Based on the structural analysis, and of the conservation of the extent of the rescuing activity between the β32-33 peptide and the PMT, we speculate that the PMT acts with the same mechanism previously proposed for the β32-33 peptide, namely, by binding the target mt-tRNALeu(UUR) through its conserved side chains, and by stabilizing a native-like mt-tRNALeu(UUR) conformation able to better perform its physiological functions. As far as the interactions with mt-tRNALys are concerned, we have previously reported that the β32-33 peptide is endowed with rescuing activity not only towards the cognate mt-tRNALeu(UUR) but also towards mt-tRNALys and other mt-tRNAs, both in human cells and in the yeast model (Perli et al., 2016; Perli et al., 2020; Di Micco et al., 2014). We can speculate that the reason why the therapeutic activity of the PMT towards mt-tRNALys is as high as that of the β32-33 peptide is that, as in the case of the interactions with the cognate mt-tRNALeu(UUR), the interactions of the β32-33 peptide with non-cognate mt-tRNAs is contributed mostly by side chains atoms. Further experiments will be required to demonstrate whether PMT directly binds mt-tRNA in vitro and in cell models and determines mt-tRNA stabilization, as well as to elucidate in detail the cellular mechanisms that lead to the rescuing of cellular functions.

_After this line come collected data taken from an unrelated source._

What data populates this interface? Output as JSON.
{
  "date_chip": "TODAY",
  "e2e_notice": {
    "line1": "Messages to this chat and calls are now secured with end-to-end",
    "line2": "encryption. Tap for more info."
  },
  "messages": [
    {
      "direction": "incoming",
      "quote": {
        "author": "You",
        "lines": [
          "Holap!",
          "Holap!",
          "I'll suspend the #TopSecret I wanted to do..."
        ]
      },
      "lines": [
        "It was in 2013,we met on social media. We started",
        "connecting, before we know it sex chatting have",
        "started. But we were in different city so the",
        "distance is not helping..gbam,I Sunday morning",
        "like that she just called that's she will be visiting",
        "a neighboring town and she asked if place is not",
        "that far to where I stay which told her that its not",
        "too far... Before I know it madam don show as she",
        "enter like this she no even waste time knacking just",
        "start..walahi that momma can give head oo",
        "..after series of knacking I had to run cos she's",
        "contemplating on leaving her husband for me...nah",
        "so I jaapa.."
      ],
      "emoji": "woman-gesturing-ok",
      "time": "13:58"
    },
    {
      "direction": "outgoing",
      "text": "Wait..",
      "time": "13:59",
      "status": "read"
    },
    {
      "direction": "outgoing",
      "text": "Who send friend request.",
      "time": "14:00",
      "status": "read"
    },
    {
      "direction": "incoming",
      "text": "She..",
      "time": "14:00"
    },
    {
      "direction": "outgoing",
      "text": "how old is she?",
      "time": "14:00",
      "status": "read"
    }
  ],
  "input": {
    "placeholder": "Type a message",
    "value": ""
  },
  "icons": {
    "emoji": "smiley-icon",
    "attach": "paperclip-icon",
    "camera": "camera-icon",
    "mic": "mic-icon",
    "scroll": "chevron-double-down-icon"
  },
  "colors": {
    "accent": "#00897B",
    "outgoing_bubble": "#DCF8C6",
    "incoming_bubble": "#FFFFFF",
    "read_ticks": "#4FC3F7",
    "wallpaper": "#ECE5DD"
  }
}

Plasma stability experiments were then performed to assess the amenability of the investigated compounds for in vivo experiments. The fact that all three peptide-mimetics resulted to be remarkably more stable than the β32-33 peptide upon incubation in human plasma, can be explained based on the fact that PMT, PMT-8a and PMT-8b comprise only D-, and the β32-33 peptide only L-, amino acids; indeed, compound stabilization was the result aimed for by the replacement of L-with D-amino acids. Conversely, the decrease of PMT signal, in light of the stability of the PMT-8a and PMT-8b fragments up to 72 h, was less expected. We believe that PMT degradation by chemical, as well as biological, agents is highly unlikely, since each PMT fragment comprises a fraction of the same amino acids present in the PMT (i.e., D-amino acids 1-8 in PMT-8a and 5–12 in PMT-8b, respectively), therefore any hypothetical breakage in PMT bonds would also occur in both, or at least one of, PMT fragments. Examination of the PMT sequence highlighted that six of the eight C-terminal residues of the PMT (i.e., D-Ala 10, D-Leu 11, D-Ile 12, D-Phe 14, D-Leu 15 and D-Val 16), which are not present in PMT-8a and only three of which are present in PMT-8b, have a strong hydrophobic character and, therefore, might induce PMT aggregation and/or sequestration by plasma proteins endowed with hydrophobic pockets, such as serum albumin.
Since PMT had highest rescuing activity on both cell mutants and was >25% detectable after 72 h of incubation in human plasma, it was selected for further studies.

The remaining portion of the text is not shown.